From United States, Tampa
teamgrouphr
107

Dear Ben,

Greetings!!!

The depth of your statements itself speaks of your experience and knowledge of the topic. I have not read "Deci and Ryan" but i will definitely do that , time permitting.

In your reply to Mr. saikumar , you have questioned an established and more practiced way of engaging employee. If i understand correctly, your method is to squeeze all these activities in a simple listen-respond mechanism. But there has to be techniques of listening and responding in such a manner in order to have such amazing results . Kindly elaborate on that !!!

Teamgrouphr,

Maslow is not really off base, but the theory of what motivates us is best expressed by the "Self-Determination Theory" espoused by researchers Edward Deci and Richard Ryan. Their work over the last 40 years has caused many other researchers to expand on it and has become well accepted within the community of psychologists. My experience in managing people for over 30 years makes me agree 100% with their findings although I believe their estimates of the effect of having a highly motivated workforce to be way low. I support Stephen Covey senior's view that the possible performance gain is 500%, not 5% or 50% but 500%.

Best regards, Ben[/QUOTE]

From India, Delhi
bensimo
70

Teamgrouphr,

You asked if I would elaborate on the techniques of listening and responding.

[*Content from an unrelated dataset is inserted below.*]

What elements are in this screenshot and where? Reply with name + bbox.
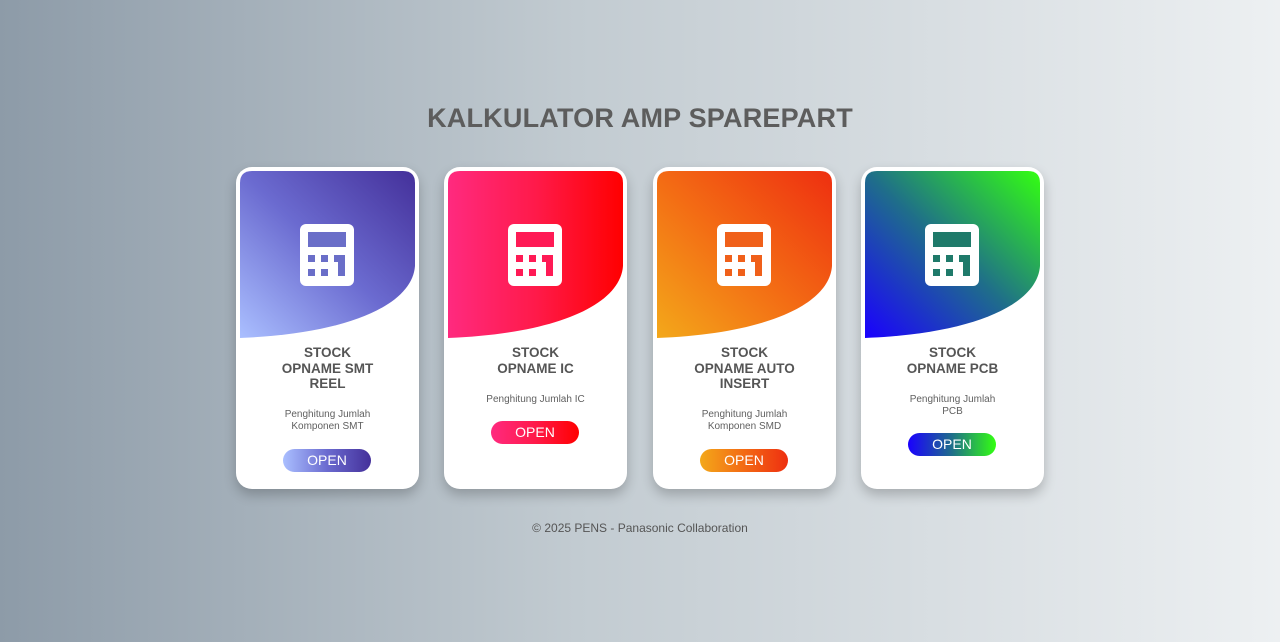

In my response to B.Saikumar, after mentioning that the executive or manager must listen more that enough to satisfy their need to be heard and respond to their satisfaction or better (to their satisfaction or better are key words), I wrote - "Along the way, you will learn a lot of details from making mistakes such as how to listen, how to conduct sessions to listen to employee complaints, suggestions, and questions, how to respond to what you hear, the values employees have and how they use them, and most importantly how to convert the ~95% of employees who are followers into non-followers (this may not be possible to learn through making mistakes, but it is easy to do and does have a very positive effect on productivity, innovation, and creativity)."

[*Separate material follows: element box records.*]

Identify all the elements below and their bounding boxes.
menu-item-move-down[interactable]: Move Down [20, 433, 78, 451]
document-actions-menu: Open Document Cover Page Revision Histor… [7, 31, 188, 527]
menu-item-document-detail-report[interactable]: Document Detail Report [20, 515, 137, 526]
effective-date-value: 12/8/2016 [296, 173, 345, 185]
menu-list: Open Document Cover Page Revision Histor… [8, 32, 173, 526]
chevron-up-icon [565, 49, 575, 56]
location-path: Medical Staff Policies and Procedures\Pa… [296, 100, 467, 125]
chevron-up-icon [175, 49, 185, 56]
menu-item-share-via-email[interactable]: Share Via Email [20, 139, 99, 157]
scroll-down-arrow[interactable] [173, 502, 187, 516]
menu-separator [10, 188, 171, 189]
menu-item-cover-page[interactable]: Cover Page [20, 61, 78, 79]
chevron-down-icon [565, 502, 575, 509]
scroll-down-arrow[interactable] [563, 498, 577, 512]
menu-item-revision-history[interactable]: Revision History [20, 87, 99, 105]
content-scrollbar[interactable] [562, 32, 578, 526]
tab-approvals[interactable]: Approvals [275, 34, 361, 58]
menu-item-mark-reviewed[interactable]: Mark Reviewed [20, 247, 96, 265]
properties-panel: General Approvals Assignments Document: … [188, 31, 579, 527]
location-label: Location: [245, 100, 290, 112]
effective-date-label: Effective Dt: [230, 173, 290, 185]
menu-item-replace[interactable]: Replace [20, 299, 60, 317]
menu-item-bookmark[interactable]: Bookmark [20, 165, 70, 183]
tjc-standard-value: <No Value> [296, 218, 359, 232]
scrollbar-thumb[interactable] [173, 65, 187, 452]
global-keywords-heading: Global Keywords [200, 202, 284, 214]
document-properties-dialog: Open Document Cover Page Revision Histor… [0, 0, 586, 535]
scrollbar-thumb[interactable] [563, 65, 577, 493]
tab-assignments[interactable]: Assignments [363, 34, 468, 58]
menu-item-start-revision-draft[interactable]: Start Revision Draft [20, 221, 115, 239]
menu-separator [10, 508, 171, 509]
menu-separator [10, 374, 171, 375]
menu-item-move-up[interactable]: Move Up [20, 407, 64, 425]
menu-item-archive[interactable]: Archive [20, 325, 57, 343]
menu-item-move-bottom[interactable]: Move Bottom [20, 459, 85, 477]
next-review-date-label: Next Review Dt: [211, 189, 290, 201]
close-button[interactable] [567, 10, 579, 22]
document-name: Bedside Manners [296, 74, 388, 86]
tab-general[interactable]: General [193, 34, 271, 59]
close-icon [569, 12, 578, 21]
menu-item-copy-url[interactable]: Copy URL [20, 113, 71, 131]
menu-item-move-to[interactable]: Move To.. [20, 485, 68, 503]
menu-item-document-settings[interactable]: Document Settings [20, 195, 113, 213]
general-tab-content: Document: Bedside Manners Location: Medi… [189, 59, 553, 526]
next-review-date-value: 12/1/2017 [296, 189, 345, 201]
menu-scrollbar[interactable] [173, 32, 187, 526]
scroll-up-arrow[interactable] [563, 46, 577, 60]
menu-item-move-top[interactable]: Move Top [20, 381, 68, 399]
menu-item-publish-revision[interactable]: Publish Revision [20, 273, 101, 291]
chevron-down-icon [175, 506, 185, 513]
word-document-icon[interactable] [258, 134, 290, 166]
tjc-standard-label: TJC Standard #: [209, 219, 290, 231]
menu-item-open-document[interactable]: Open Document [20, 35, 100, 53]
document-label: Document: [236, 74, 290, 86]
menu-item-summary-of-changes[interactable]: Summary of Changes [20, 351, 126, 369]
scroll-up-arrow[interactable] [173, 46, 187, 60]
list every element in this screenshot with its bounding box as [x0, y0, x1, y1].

So the answer to your simple question would take many pages. In fact, I wrote a book with all the details one needs about managing people and it is available at my website. I wish I could give you a quick answer, but there is no such quick answer. If you try meeting with people solely for the purpose of listening and responding to whatever they have to say, you will develop most of the details in a year or two if you concentrate and keep correcting your errors to the satisfaction of your employees or better. The only one really hard to learn by trial and error is what followers are and how to convert them into non-followers.

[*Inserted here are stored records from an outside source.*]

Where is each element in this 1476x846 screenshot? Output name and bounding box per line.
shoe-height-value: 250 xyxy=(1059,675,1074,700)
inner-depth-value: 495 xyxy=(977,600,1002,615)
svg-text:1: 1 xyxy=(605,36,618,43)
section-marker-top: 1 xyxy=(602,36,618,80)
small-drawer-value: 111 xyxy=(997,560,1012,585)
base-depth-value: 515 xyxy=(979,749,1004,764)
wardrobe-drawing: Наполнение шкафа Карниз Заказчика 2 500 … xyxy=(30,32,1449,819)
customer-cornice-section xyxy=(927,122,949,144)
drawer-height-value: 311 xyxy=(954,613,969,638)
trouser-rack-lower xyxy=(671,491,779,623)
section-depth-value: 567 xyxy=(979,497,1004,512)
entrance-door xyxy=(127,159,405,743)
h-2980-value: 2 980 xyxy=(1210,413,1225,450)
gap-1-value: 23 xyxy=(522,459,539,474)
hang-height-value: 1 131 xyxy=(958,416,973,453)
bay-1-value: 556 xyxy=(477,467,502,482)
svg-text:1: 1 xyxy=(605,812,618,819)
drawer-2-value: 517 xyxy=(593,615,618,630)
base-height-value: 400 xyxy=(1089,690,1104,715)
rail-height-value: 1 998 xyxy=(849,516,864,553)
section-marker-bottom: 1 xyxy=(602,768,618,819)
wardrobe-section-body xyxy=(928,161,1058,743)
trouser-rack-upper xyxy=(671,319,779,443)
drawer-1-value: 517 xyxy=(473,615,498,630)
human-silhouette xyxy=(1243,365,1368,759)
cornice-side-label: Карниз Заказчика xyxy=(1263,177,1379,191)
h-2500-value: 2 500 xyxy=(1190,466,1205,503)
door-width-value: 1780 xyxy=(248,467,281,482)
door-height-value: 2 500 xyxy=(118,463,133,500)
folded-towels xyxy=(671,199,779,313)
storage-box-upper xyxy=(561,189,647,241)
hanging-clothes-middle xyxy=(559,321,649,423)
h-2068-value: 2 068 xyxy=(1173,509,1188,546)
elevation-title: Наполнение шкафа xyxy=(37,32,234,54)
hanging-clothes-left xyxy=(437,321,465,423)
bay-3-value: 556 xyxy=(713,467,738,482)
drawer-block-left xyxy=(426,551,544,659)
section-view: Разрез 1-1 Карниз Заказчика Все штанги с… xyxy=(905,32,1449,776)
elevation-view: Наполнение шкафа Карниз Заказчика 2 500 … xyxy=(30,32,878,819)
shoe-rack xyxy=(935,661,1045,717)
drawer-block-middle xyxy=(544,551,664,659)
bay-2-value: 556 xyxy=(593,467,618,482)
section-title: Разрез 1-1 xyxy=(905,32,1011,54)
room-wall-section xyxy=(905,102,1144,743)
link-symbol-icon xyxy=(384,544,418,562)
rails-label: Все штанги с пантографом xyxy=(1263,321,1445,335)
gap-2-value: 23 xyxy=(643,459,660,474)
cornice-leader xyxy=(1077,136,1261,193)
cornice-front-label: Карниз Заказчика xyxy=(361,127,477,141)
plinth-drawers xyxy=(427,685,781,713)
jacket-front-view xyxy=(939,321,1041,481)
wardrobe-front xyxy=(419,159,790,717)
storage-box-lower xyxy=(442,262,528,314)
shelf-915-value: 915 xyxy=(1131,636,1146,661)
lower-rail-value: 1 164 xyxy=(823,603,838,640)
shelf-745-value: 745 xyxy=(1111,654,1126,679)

Sorry I cannot be of more help. I do coach executives and managers if you are interested.

Best regards, Ben

From United States, Tampa
teamgrouphr
107

Dear Ben,
Greetings!!!
I will go through your book.
I am based in India and you seem to be in US.
If you ever make a trip to India for coaching/seminar, kindly give me a buzz.
You may also add my email id for your newsletters.

From India, Delhi
bensimo
70

Shantanu,
I would love to get your comments on my book.
I am in the US, but may get to India day. I understand that lightning does strike on occasion and if it does I will certainly look you up.
I currently do most of my coaching via teleconference. I plan to make a complete course available in the not too distant future.
Best regards, Ben

From United States, Tampa
saiconsult
1898

Dear Bensimo
Sorry for being late in my response as I could see the mails to day only.Thank you for clarifiying my questions and elaborately sharing your views.What I understand from your reply is that the key to employee enagement is to create a sense of owneship in the employees by making them realise that they can influence the work place through listening and responding to them and that sense of ownership begets commitment and that sense of commitment will lead to a fully and contnuously engaged work force. I agree with your views. Perhaps the management's role in the process of employee enagement is altered from directing and controlling the efforts of employees to coordinating and collaborating them to sustain the sense of ownership in employees.